Sin dignarse mirar a las turbas por segunda vez, el señor Marqués se arrellanó en su asiento. La carroza se ponía nuevamente en movimiento y su feliz ocupante había olvidado el incidente, cual si acabara de romper una futesa y la hubiera pagado, cuando vino a perturbar su olímpica serenidad la entrada violenta en el interior del carruaje de una moneda de oro.
—¡Para!—gritó el señor Marqués.—¡Detén los caballos!... ¿Quién ha tirado esto?
Miró airado al sitio en que acababa de dejar a Defarge, pero no vió más que al desdichado padre abrazado al cadáver de su hijo, y a una mujer en pie, que le miraba ceñuda.
—¡Perros!—murmuró el Marqués.—¡De buena gana pasaría sobre todos vosotros para limpiar al mundo de vuestra repugnante presencia! ¡Si yo supiera quién es el canalla que arrojó la moneda, y lo tuviera bastante cerca, vive Dios que lo aplastaba bajo las ruedas de mi coche!
Tal era el temor de las turbas, tan grande el horror que sentían por lo que los hombres de la clase social del Marqués podían hacerles, dentro y fuera de la ley, que no se alzó una voz, ni una mano, ni una mirada.
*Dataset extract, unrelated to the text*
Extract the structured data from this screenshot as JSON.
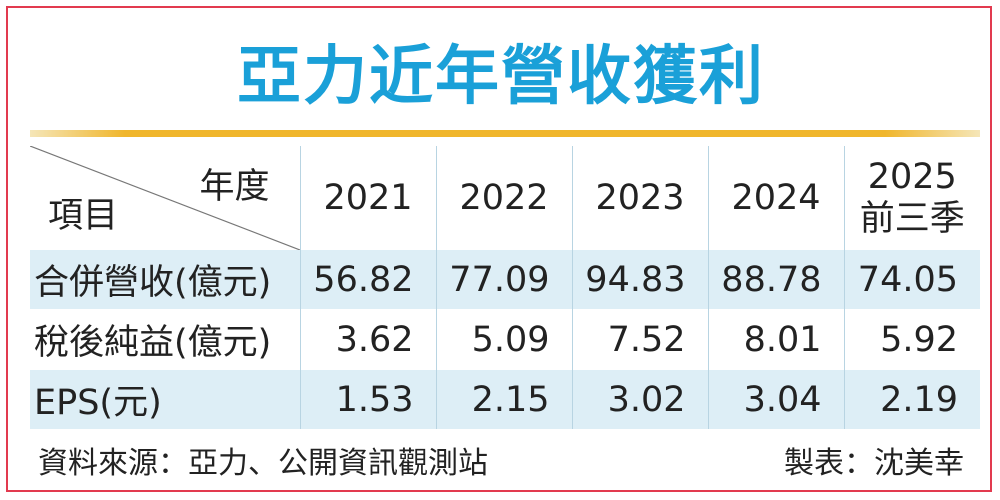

Todos los hombres callaron, fijos sus ojos en el suelo. Solamente la mujer a que antes nos hemos referido osó clavar sus miradas airadas en el Marqués, quien ni reparó siquiera en ella. Su olímpica mirada pasó sobre su cabeza y sobre las demás ratas, y cómodamente arrellanado sobre los mullidos almohadones de su carroza, dió orden al cochero de continuar la marcha.
Por el mismo sitio cruzaron en carrera desenfrenada y sucesión rápida muchas otras carrozas. La del ministro, la de los arbitristas del Estado, la del aperador general, la del doctor, la del abogado, la del eclesiástico. Las ratas asomaban tímidas las cabezas en la entrada de sus agujeros.
Retiróse el padre a quien habían dejado sin hijo, retiráronse las ratas al fondo de sus agujeros, y sobre el basamento de la fuente no quedó más que la mujer que había osado mirar ceñuda al Marqués, rígida como la Fatalidad. El agua de la fuente corría rumorosa, corrían rápidas y turbulentas las aguas del río, el día corría a su ocaso, la vida de la ciudad corría a la muerte impulsada por el Tiempo, que a nadie espera, las ratas dormían ya en sus obscuros agujeros, el baile de la extravagancia continuaba entre luces y cenas, y todas las cosas, para decirlo de una vez, seguían su curso.